By Daniel Hunter

Following the success of the London Olympic and Paralympic Games, British businesses are in pole position to offer their expertise in the delivery of the 2022 FIFA World Cup in Qatar.

This was a message that was emphasised by a panel of industry experts, including UKTI’s Qatar Infrastructure lead, Tony Bartho, at a recent UKTI-RICS conference in London.

As part of a proposed $140bn capital spend on infrastructure over the next 10 years, the Qatar Government has announced a huge programme of development projects, including: new highways; a metro and overland rail network (the Big Qatar Rail Development Program); new water and drainage systems; a new bay crossing in Doha; and major ports including the Hammed International Airport.

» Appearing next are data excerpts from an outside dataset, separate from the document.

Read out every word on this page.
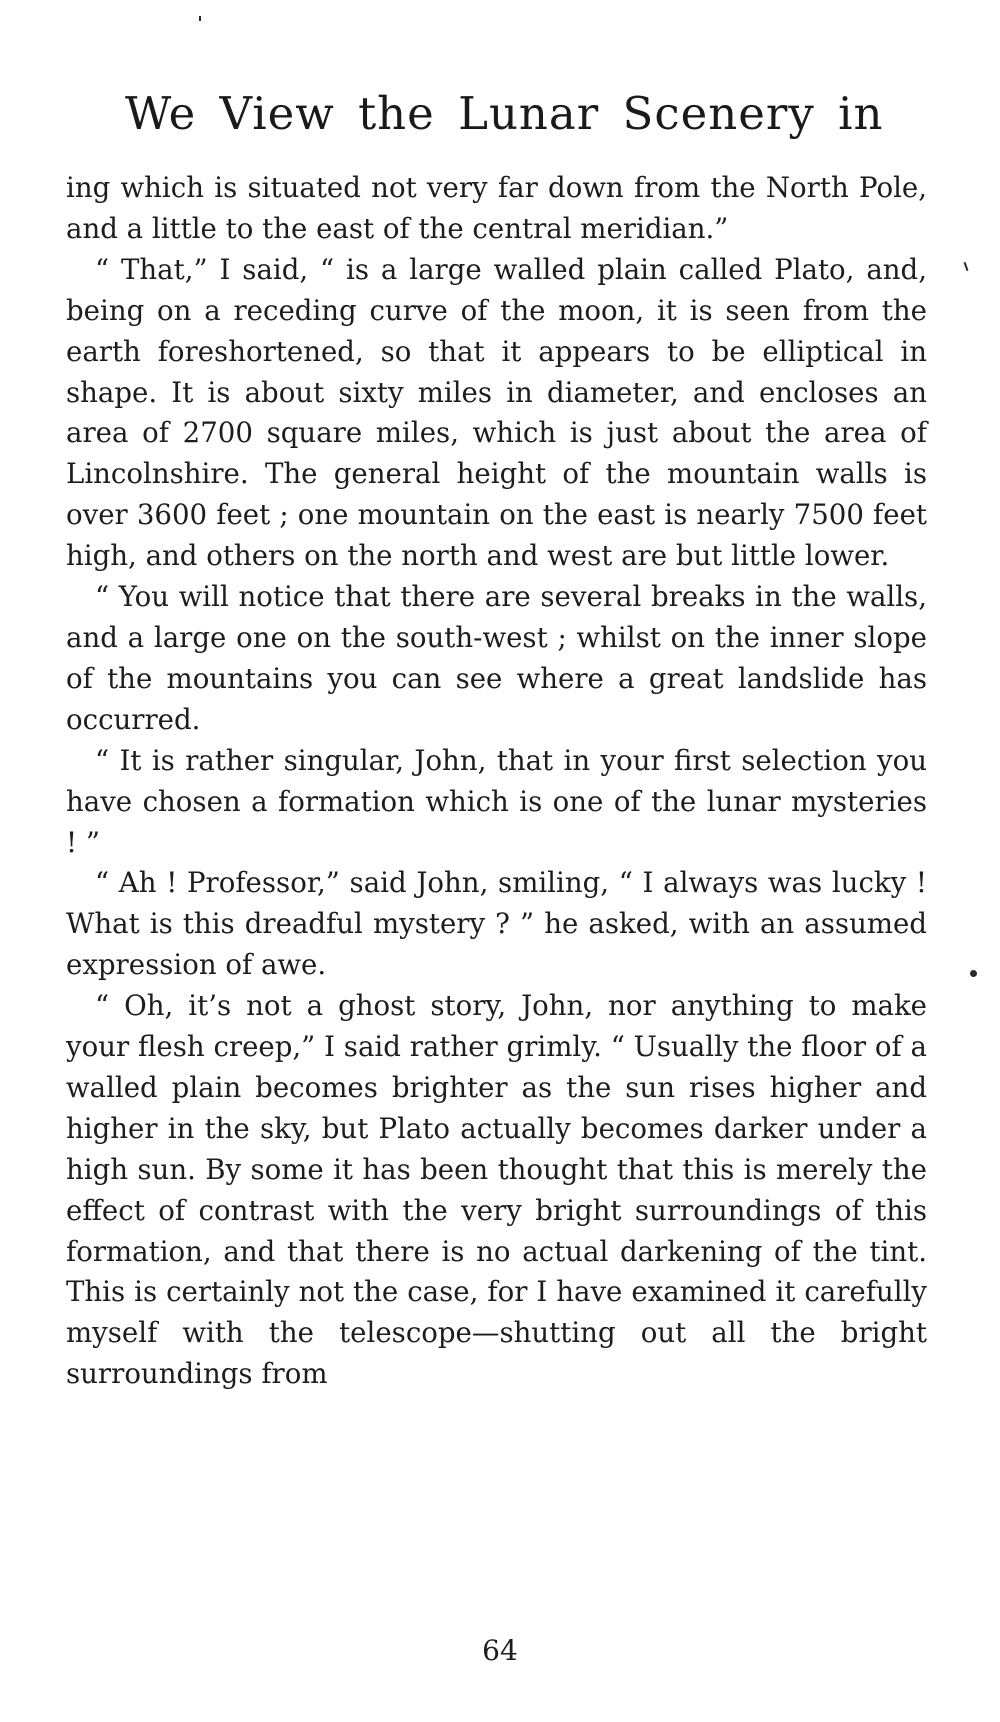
We View the Lunar Scenery in

ing which is situated not very far down from the North Pole, and a little to the east of the central meridian.”

“ That,” I said, “ is a large walled plain called Plato, and, being on a receding curve of the moon, it is seen from the earth foreshortened, so that it appears to be elliptical in shape. It is about sixty miles in diameter, and encloses an area of 2700 square miles, which is just about the area of Lincolnshire. The general height of the mountain walls is over 3600 feet ; one mountain on the east is nearly 7500 feet high, and others on the north and west are but little lower.

“ You will notice that there are several breaks in the walls, and a large one on the south-west ; whilst on the inner slope of the mountains you can see where a great landslide has occurred.

“ It is rather singular, John, that in your first selection you have chosen a formation which is one of the lunar mysteries ! ”

“ Ah ! Professor,” said John, smiling, “ I always was lucky ! What is this dreadful mystery ? ” he asked, with an assumed expression of awe.

“ Oh, it’s not a ghost story, John, nor anything to make your flesh creep,” I said rather grimly. “ Usually the floor of a walled plain becomes brighter as the sun rises higher and higher in the sky, but Plato actually becomes darker under a high sun. By some it has been thought that this is merely the effect of contrast with the very bright surroundings of this formation, and that there is no actual darkening of the tint. This is certainly not the case, for I have examined it carefully myself with the telescope—shutting out all the bright surroundings from

64
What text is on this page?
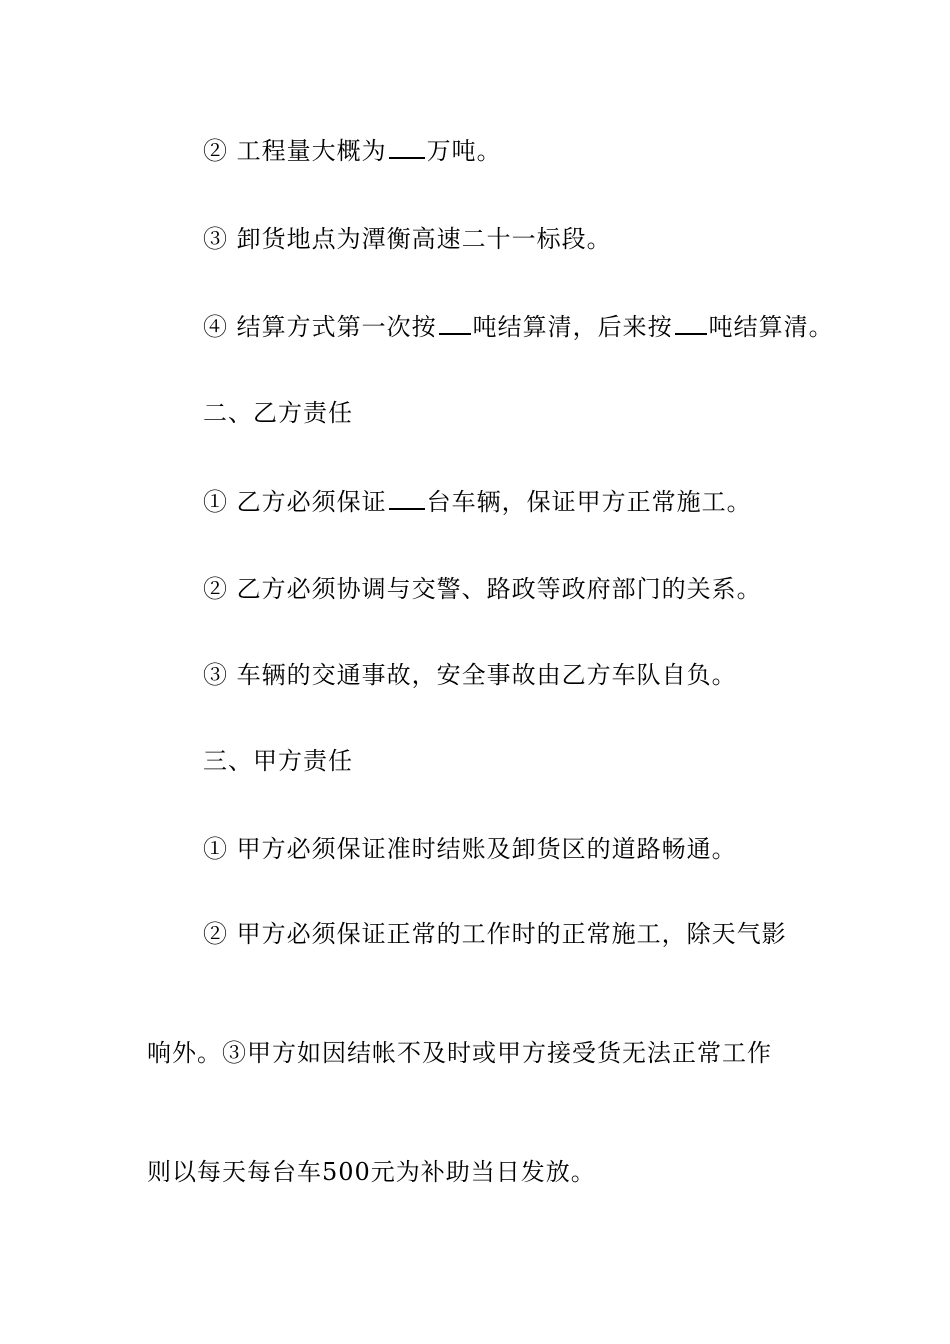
② 工程量大概为 万吨。
③ 卸货地点为潭衡高速二十一标段。
④ 结算方式第一次按 吨结算清，后来按 吨结算清。
二、乙方责任
① 乙方必须保证 台车辆，保证甲方正常施工。
② 乙方必须协调与交警、路政等政府部门的关系。
③ 车辆的交通事故，安全事故由乙方车队自负。
三、甲方责任
① 甲方必须保证准时结账及卸货区的道路畅通。
② 甲方必须保证正常的工作时的正常施工，除天气影
响外。③甲方如因结帐不及时或甲方接受货无法正常工作
则以每天每台车500元为补助当日发放。
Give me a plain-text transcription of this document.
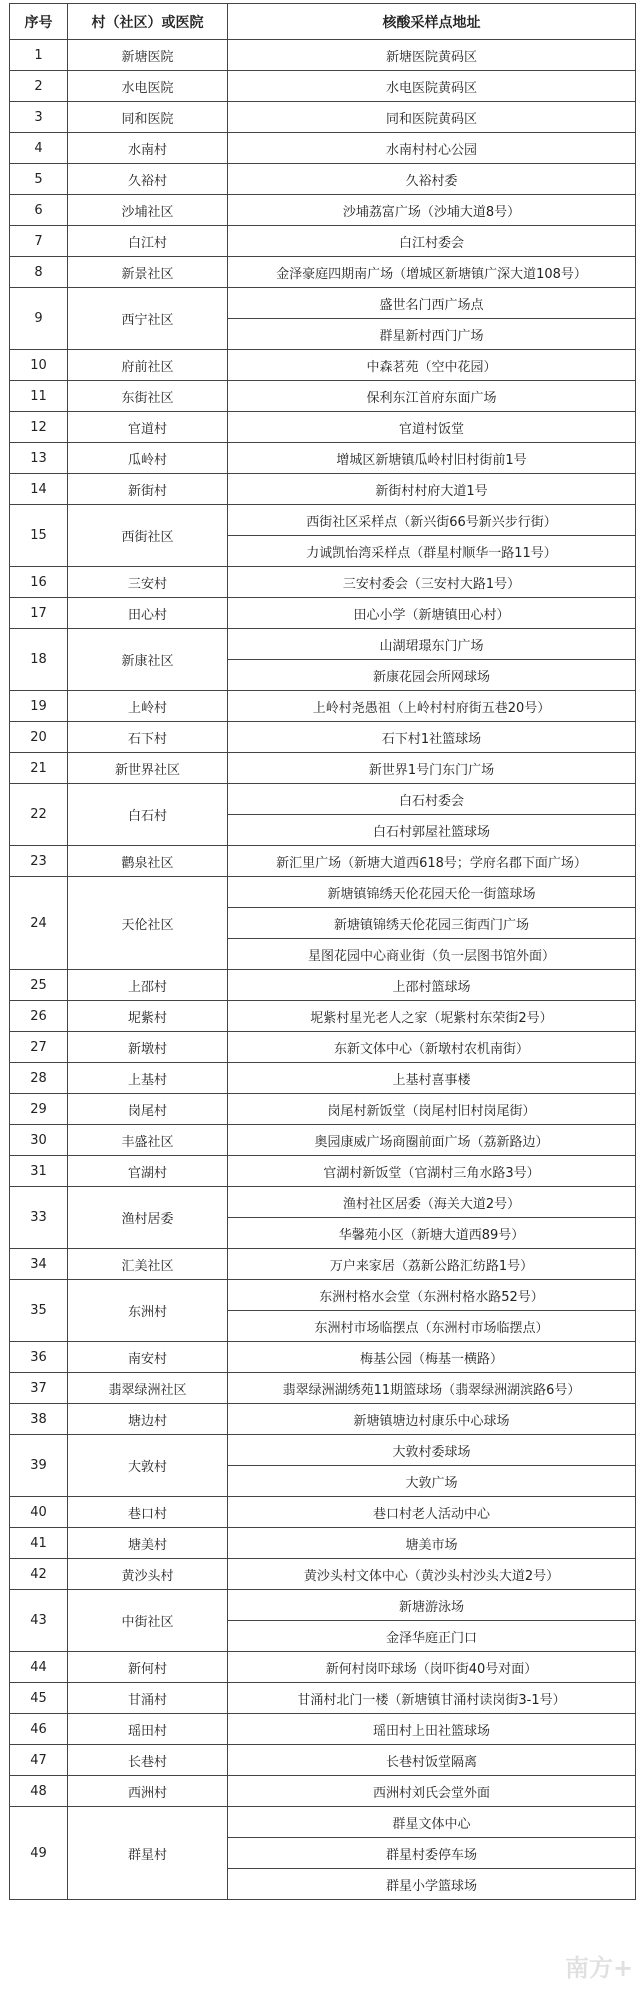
序号	村（社区）或医院	核酸采样点地址
1	新塘医院	新塘医院黄码区
2	水电医院	水电医院黄码区
3	同和医院	同和医院黄码区
4	水南村	水南村村心公园
5	久裕村	久裕村委
6	沙埔社区	沙埔荔富广场（沙埔大道8号）
7	白江村	白江村委会
8	新景社区	金泽豪庭四期南广场（增城区新塘镇广深大道108号）
9	西宁社区	盛世名门西广场点
		群星新村西门广场
10	府前社区	中森茗苑（空中花园）
11	东街社区	保利东江首府东面广场
12	官道村	官道村饭堂
13	瓜岭村	增城区新塘镇瓜岭村旧村街前1号
14	新街村	新街村村府大道1号
15	西街社区	西街社区采样点（新兴街66号新兴步行街）
		力诚凯怡湾采样点（群星村顺华一路11号）
16	三安村	三安村委会（三安村大路1号）
17	田心村	田心小学（新塘镇田心村）
18	新康社区	山湖珺璟东门广场
		新康花园会所网球场
19	上岭村	上岭村尧愚祖（上岭村村府街五巷20号）
20	石下村	石下村1社篮球场
21	新世界社区	新世界1号门东门广场
22	白石村	白石村委会
		白石村郭屋社篮球场
23	鹳泉社区	新汇里广场（新塘大道西618号；学府名郡下面广场）
24	天伦社区	新塘镇锦绣天伦花园天伦一街篮球场
		新塘镇锦绣天伦花园三街西门广场
		星图花园中心商业街（负一层图书馆外面）
25	上邵村	上邵村篮球场
26	坭紫村	坭紫村星光老人之家（坭紫村东荣街2号）
27	新墩村	东新文体中心（新墩村农机南街）
28	上基村	上基村喜事楼
29	岗尾村	岗尾村新饭堂（岗尾村旧村岗尾街）
30	丰盛社区	奥园康威广场商圈前面广场（荔新路边）
31	官湖村	官湖村新饭堂（官湖村三角水路3号）
33	渔村居委	渔村社区居委（海关大道2号）
		华馨苑小区（新塘大道西89号）
34	汇美社区	万户来家居（荔新公路汇纺路1号）
35	东洲村	东洲村格水会堂（东洲村格水路52号）
		东洲村市场临摆点（东洲村市场临摆点）
36	南安村	梅基公园（梅基一横路）
37	翡翠绿洲社区	翡翠绿洲湖绣苑11期篮球场（翡翠绿洲湖滨路6号）
38	塘边村	新塘镇塘边村康乐中心球场
39	大敦村	大敦村委球场
		大敦广场
40	巷口村	巷口村老人活动中心
41	塘美村	塘美市场
42	黄沙头村	黄沙头村文体中心（黄沙头村沙头大道2号）
43	中街社区	新塘游泳场
		金泽华庭正门口
44	新何村	新何村岗吓球场（岗吓街40号对面）
45	甘涌村	甘涌村北门一楼（新塘镇甘涌村读岗街3-1号）
46	瑶田村	瑶田村上田社篮球场
47	长巷村	长巷村饭堂隔离
48	西洲村	西洲村刘氏会堂外面
49	群星村	群星文体中心
		群星村委停车场
		群星小学篮球场
南方+
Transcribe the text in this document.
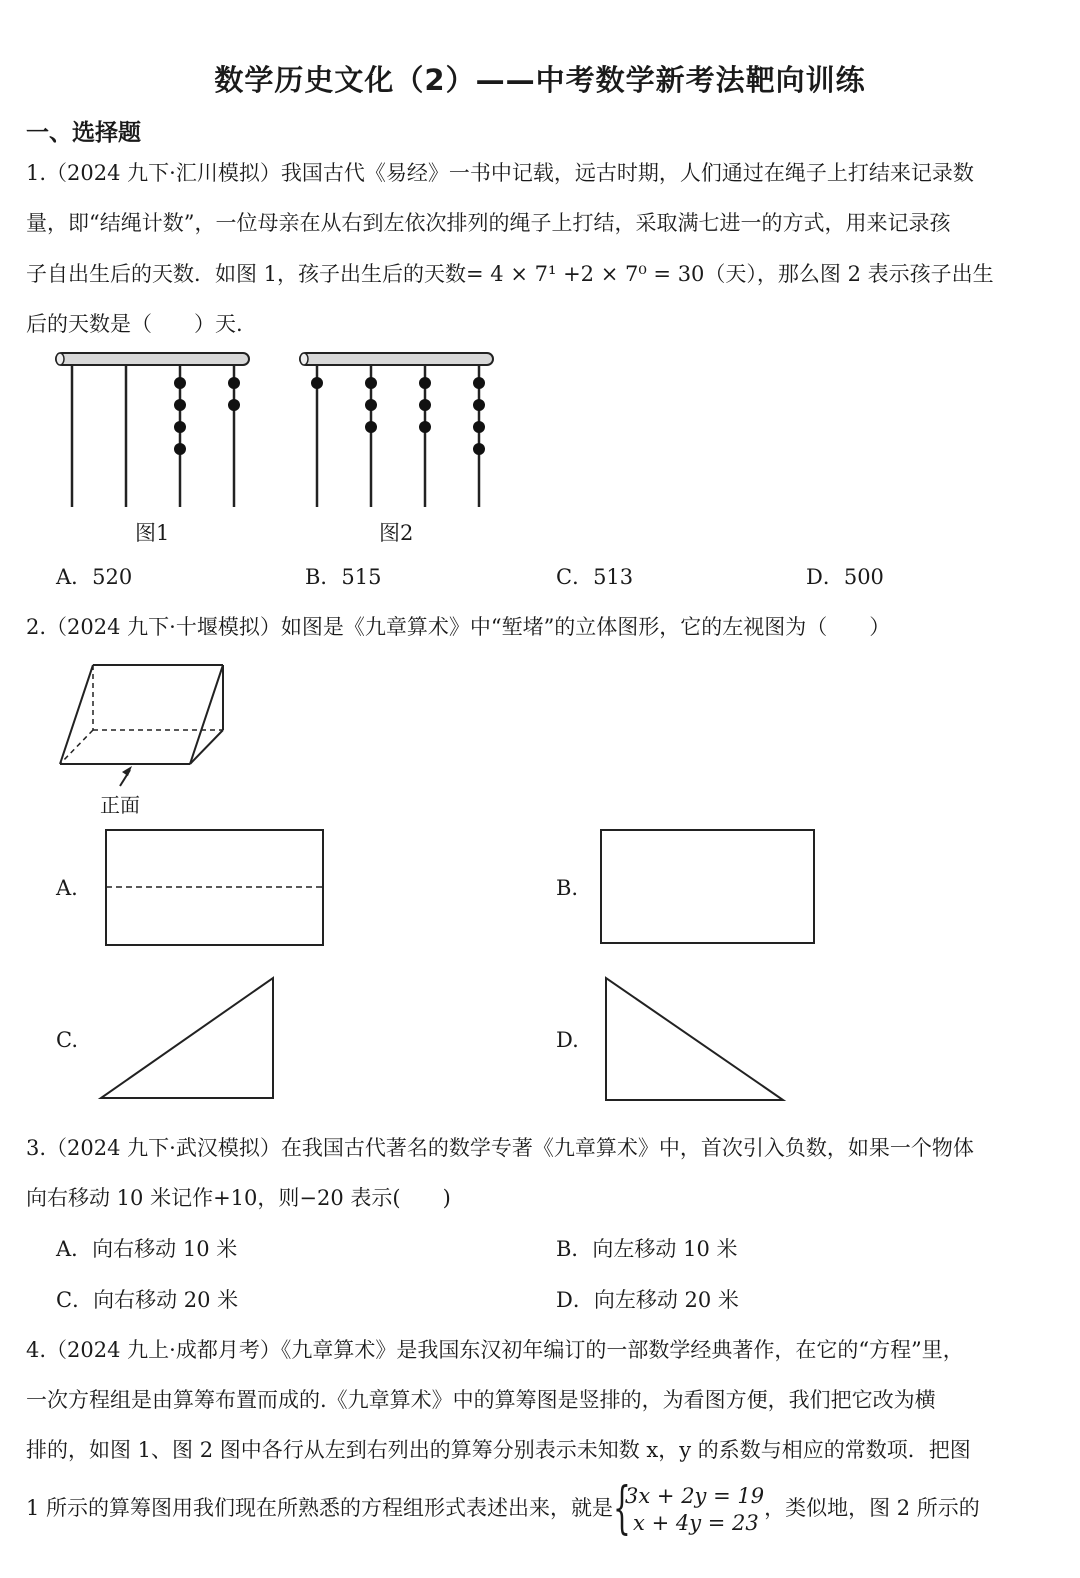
数学历史文化（2）——中考数学新考法靶向训练
一、选择题
1.（2024 九下·汇川模拟）我国古代《易经》一书中记载，远古时期，人们通过在绳子上打结来记录数
量，即“结绳计数”，一位母亲在从右到左依次排列的绳子上打结，采取满七进一的方式，用来记录孩
子自出生后的天数．如图 1，孩子出生后的天数= 4 × 7¹ +2 × 7⁰ = 30（天），那么图 2 表示孩子出生
后的天数是（　　）天.
图1	图2
A．520	B．515	C．513	D．500
2.（2024 九下·十堰模拟）如图是《九章算术》中“堑堵”的立体图形，它的左视图为（　　）
正面
A.	B.
C.	D.
3.（2024 九下·武汉模拟）在我国古代著名的数学专著《九章算术》中，首次引入负数，如果一个物体
向右移动 10 米记作+10，则−20 表示(　　)
A．向右移动 10 米	B．向左移动 10 米
C．向右移动 20 米	D．向左移动 20 米
4.（2024 九上·成都月考）《九章算术》是我国东汉初年编订的一部数学经典著作，在它的“方程”里，
一次方程组是由算筹布置而成的.《九章算术》中的算筹图是竖排的，为看图方便，我们把它改为横
排的，如图 1、图 2 图中各行从左到右列出的算筹分别表示未知数 x，y 的系数与相应的常数项．把图
1 所示的算筹图用我们现在所熟悉的方程组形式表述出来，就是 {
3x + 2y = 19
x + 4y = 23
，类似地，图 2 所示的
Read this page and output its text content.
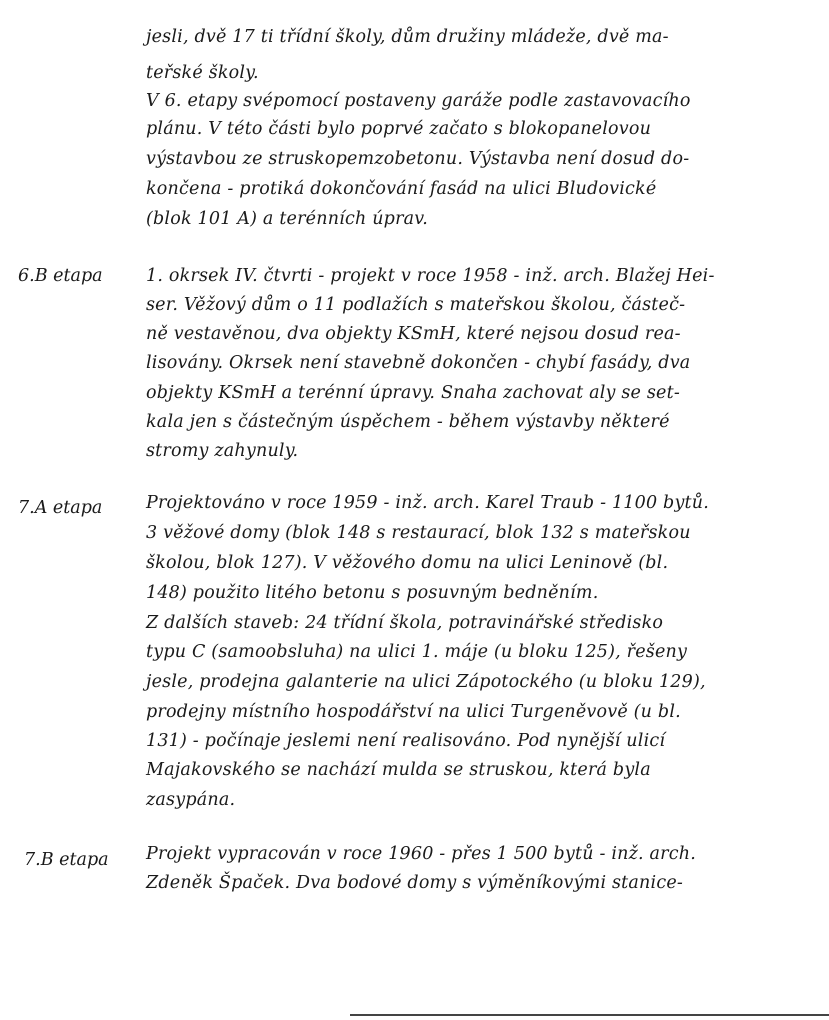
jesli, dvě 17 ti třídní školy, dům družiny mládeže, dvě ma-
teřské školy.
V 6. etapy svépomocí postaveny garáže podle zastavovacího
plánu. V této části bylo poprvé začato s blokopanelovou
výstavbou ze struskopemzobetonu. Výstavba není dosud do-
končena - protiká dokončování fasád na ulici Bludovické
(blok 101 A) a terénních úprav.
6.B etapa 1. okrsek IV. čtvrti - projekt v roce 1958 - inž. arch. Blažej Hei-
ser. Věžový dům o 11 podlažích s mateřskou školou, částeč-
ně vestavěnou, dva objekty KSmH, které nejsou dosud rea-
lisovány. Okrsek není stavebně dokončen - chybí fasády, dva
objekty KSmH a terénní úpravy. Snaha zachovat aly se set-
kala jen s částečným úspěchem - během výstavby některé
stromy zahynuly.
7.A etapa Projektováno v roce 1959 - inž. arch. Karel Traub - 1100 bytů.
3 věžové domy (blok 148 s restaurací, blok 132 s mateřskou
školou, blok 127). V věžového domu na ulici Leninově (bl.
148) použito litého betonu s posuvným bedněním.
Z dalších staveb: 24 třídní škola, potravinářské středisko
typu C (samoobsluha) na ulici 1. máje (u bloku 125), řešeny
jesle, prodejna galanterie na ulici Zápotockého (u bloku 129),
prodejny místního hospodářství na ulici Turgeněvově (u bl.
131) - počínaje jeslemi není realisováno. Pod nynější ulicí
Majakovského se nachází mulda se struskou, která byla
zasypána.
7.B etapa Projekt vypracován v roce 1960 - přes 1 500 bytů - inž. arch.
Zdeněk Špaček. Dva bodové domy s výměníkovými stanice-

The scale of the infrastructure ambition is enormous, consequently the professional expertise required to successfully deliver the plans needs to ramp up significantly according to RICS Middle East Director, Robert Jackson.

“The Qatar Government is determined to use the 2022 World Cup as a catalyst for its wider ‘2030 vision’," he said.

"However, whilst Qatar’s ambition and financial leverage is plentiful, the number of professionals on the ground equipped to deliver the infrastructure needed is currently insufficient.

"As a result, international expertise in the form of large businesses and smaller, niche practices are starting to move into the market, capitalising on the wealth of opportunities that are beginning to emerge as projects are now starting to be released at an increased pace."

Qatar was the richest country in the world per capita in 2012 according to the IMF and is expected to invest heavily in developing its infrastructure between now and 2030. The Gulf state’s ambitious development programme will focus initially on the 2022 FIFA World Cup, including the delivery of 21 new hotels and 89 new sports training facilities for teams.

“Many of the skills needed in Qatar are ones that UK professionals have in abundance” says Mark Rudman MRICS, Regional Director for Faithful & Gould in Qatar.

“The London Olympic and Paralympic Games were acknowledged around the world to be one of the best in Games history from a planning and delivery perspective. The value of practical and recent expertise in the delivery of the 2012 Games places a premium on services provided by UK professionals, such as project management; cost consultancy; planning and procurement."

And it is not just large firms that are lining up to export their services. Through UKTI’s presence in Qatar, small and medium sized businesses in the UK are having their names mentioned in the offices of government and private sector firm contractors that are tendering infrastructure projects. For many smaller firms, joint ventures are making the opportunity a reality.

Amongst the advice shared with attendees at the conference, UKTI’s Tony Bartho stressed the importance of accurate market knowledge and relationships, which need to be fostered carefully and with awareness to local business and cultural practices.

From an RICS perspective, the growing international awareness and demand for construction and infrastructure professionals is not just enhancing the reputation of Chartered Surveyors but establishing their qualification as a passport to export opportunities around the world.